Sometimes he fetches women 20 km away on bad-to-non-existent roads. "They give me rough directions, 'pass the village church and the big mango tree. It is the house nearest to the lake'," Kayondo said.
Of hundreds of pregnant women he has transported since he started five years ago, two died during the journey due to excessive bleeding.
"My business is saving lives. As long as my [ambulance] is okay, I am okay; that is all that matters," said Kayondo, whose ambulance was provided as part of the MPS project.
Despite the lack of resources and shortage of skilled health workers, the principles of Making Pregnancy Safer have been embraced in outlying parts of Soroti district.
Akoboi Community Health Centre is run by a nurse who doubles as midwife. It serves three villages each with 25 community volunteers who scout for cases that need urgent medical attention and educate people about reproductive health, malaria and other health issues.
The centre has no running water or electricity, and has had no medicines since May, but it does have a bicycle ambulance that transports pregnant mothers to Serere Health Centre.
According to one community leader, Akoboi used to lose 30 women a year in child birth while the last year has gone by without a single death of a pregnant mother.

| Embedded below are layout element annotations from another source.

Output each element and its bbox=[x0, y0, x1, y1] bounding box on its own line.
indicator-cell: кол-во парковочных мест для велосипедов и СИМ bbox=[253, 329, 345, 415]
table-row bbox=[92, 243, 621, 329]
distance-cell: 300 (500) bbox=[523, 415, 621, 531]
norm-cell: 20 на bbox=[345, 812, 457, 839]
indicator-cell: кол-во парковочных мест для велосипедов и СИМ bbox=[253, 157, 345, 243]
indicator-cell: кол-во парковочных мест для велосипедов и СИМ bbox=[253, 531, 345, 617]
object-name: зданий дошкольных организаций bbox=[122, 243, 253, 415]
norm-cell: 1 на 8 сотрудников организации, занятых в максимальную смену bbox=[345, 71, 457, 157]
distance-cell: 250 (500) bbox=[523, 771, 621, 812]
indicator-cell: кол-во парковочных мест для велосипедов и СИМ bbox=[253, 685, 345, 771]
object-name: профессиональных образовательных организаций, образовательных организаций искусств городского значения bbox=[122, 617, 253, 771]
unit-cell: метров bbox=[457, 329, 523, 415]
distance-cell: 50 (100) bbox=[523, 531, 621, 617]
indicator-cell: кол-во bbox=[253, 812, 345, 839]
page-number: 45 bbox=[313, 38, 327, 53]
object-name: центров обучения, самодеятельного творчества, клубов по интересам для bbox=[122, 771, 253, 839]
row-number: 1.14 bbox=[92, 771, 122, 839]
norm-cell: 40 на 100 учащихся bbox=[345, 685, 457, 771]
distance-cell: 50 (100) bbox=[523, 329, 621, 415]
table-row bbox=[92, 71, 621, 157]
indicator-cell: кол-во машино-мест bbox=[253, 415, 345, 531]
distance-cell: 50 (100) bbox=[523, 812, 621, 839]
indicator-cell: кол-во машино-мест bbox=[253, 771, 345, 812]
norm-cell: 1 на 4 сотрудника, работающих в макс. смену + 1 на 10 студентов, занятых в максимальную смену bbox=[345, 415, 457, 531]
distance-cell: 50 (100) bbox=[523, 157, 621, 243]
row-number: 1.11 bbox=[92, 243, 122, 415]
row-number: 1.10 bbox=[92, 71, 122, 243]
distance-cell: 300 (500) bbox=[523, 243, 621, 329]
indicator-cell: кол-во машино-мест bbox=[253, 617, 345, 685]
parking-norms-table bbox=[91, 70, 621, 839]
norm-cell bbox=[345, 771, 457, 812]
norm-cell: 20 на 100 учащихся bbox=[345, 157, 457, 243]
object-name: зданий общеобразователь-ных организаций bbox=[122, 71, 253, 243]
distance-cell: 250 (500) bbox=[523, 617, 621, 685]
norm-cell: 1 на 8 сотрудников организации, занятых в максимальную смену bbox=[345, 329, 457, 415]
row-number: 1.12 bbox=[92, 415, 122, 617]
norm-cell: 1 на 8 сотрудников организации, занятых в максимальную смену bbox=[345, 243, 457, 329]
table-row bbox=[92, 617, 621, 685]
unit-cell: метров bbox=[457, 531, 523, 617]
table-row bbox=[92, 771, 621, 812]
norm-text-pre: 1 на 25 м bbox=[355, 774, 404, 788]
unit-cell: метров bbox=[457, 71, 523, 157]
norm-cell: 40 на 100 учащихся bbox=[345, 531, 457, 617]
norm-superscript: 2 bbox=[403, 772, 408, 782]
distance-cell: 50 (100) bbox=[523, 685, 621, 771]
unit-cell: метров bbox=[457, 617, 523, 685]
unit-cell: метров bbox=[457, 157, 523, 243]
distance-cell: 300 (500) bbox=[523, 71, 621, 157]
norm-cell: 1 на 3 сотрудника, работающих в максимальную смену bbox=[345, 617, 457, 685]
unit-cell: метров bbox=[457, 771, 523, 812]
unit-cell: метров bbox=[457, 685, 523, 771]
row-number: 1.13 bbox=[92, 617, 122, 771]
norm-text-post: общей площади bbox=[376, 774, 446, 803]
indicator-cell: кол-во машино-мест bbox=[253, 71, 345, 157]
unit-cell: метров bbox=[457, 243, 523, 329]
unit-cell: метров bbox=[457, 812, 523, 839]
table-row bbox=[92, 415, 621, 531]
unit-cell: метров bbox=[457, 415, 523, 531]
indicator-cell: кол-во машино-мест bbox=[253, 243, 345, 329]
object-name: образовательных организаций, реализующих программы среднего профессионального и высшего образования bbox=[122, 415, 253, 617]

Beyond Soroti, maternal mortality is a major concern in Uganda's 75 other districts. In 2000, average maternal mortality stood at 880 deaths for every 100 000 births.
In Kampala, Dr Jacinto Amandua, Commissioner for Health Services at the Ministry of Health, said the government could adopt the MPS model across the country within the existing health budget.
Amandua said the government has been recruiting more health workers and purchased 163 ambulances over the last two years. Access to health centres within 5 km radius has also improved from 49% to 72%, according to the health ministry's Demographic Health Survey.
"We think MPS is something that can be duplicated [in other parts of Uganda]. It is something for which investment in health is necessary," said Amandua.